O incidente com a Revolta dos Marinheiros (motim) em 26 de março de 1964, decorrente de reivindicações desses militares e de sua associação contra os maus-tratos às praças, que em conjunto com outros grupos e associações de classes procuravam seus direitos políticos para uma vida mais digna dentro das forças armadas, cujos envolvidos foram anistiados pelo Presidente João Goulart, ensejou uma forte reação dos comandantes militares contrários ao Governo que, sob a alegação de quebra da disciplina, agiram o mais rápido possível para colocar em prática seus planos para dar o golpe militar.

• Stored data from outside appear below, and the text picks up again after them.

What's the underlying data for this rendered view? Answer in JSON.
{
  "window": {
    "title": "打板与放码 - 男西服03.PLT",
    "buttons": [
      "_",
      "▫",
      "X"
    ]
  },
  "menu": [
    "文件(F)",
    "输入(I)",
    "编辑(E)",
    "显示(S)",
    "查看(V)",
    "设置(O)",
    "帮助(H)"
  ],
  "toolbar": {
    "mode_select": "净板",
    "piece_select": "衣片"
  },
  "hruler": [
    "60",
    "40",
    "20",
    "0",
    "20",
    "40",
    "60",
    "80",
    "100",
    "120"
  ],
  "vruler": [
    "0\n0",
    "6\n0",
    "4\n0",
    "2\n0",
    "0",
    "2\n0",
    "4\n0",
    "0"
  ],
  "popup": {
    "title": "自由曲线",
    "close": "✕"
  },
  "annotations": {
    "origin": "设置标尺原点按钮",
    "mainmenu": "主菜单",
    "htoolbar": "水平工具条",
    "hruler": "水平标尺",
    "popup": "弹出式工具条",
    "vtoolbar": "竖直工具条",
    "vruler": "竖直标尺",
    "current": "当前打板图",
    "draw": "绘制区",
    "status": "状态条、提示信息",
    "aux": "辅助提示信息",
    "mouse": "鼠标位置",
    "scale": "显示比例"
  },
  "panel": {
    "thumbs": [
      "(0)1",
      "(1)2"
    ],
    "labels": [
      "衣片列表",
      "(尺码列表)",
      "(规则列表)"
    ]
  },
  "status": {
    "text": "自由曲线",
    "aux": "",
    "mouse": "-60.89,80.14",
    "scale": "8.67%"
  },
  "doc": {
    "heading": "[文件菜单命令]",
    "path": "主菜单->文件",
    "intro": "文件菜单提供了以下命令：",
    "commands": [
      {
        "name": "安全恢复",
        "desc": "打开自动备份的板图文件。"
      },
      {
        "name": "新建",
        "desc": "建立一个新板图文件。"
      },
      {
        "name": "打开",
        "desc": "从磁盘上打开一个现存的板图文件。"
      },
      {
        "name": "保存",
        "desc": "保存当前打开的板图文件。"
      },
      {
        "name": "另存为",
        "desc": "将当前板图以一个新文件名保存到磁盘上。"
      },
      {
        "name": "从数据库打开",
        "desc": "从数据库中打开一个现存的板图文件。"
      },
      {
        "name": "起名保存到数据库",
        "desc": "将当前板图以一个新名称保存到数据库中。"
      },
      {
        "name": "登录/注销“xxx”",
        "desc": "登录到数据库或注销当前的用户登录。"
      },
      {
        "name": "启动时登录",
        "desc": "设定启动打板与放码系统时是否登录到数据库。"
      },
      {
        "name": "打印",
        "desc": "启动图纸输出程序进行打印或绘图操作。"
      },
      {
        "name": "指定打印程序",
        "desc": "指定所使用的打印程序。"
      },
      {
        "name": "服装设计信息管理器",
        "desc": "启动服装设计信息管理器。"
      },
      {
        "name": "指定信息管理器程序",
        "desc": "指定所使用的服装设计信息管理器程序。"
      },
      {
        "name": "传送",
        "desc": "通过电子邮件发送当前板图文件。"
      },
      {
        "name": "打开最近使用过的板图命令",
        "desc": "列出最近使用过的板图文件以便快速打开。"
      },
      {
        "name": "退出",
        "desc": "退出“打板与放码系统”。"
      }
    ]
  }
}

“Em 26 de março, eclodiu no Rio de Janeiro a chamada Revolta dos Marinheiros, que representou uma reação à liberdade de manifestação da associação militar chamada “Fuzinauta” contra os maus-tratos às praças. O confronto armado somente ocorreu porque foram enviadas tropas para expulsá-los de uma reunião na sede do Sindicato dos Metalúrgicos no Rio de Janeiro. Estavam no sindicato, além dos praças da Marinha, grupos da Aeronáutica, componentes da Associação dos Cabos da Força Aérea Brasileira, igualmente insatisfeitos, cujas reivindicações eram, essencialmente, o direito de se casarem, de constituírem uma associação e o direito a um tratamento mais digno dentro das forças armadas. Ao tomar conhecimento dessa reunião, o ministro da Marinha deu ordens para encerrar o encontro. Mas o Almirante Aragão, executor da ordem, negou-se a cumpri-la. Quando outro grupo de oficiais chegou ao local e ordenou a invasão aos fuzileiros, estes desobedeceram e aderiram ao movimento. A crise se estendeu até o dia seguinte, pois o presidente João Goulart encontrava-se fora da capital federal, chegando ao ápice quando alguns marinheiros foram metralhados após deixaram seus navios para se juntarem aos demais. Encerrada a crise, Jango acatou as reivindicações, sem que ordenasse a punição dos envolvidos. Mais uma vez, um fato que desagradou aos militares, pois a passividade de João Goulart com a apontada indisciplina militar o fez alvo de acusações de apoiar o movimento comunista possivelmente existente dentro das forças armadas, fato este que se revela como a causa mais imediata para o golpe” (REMÍGIO, 2009, p. 181).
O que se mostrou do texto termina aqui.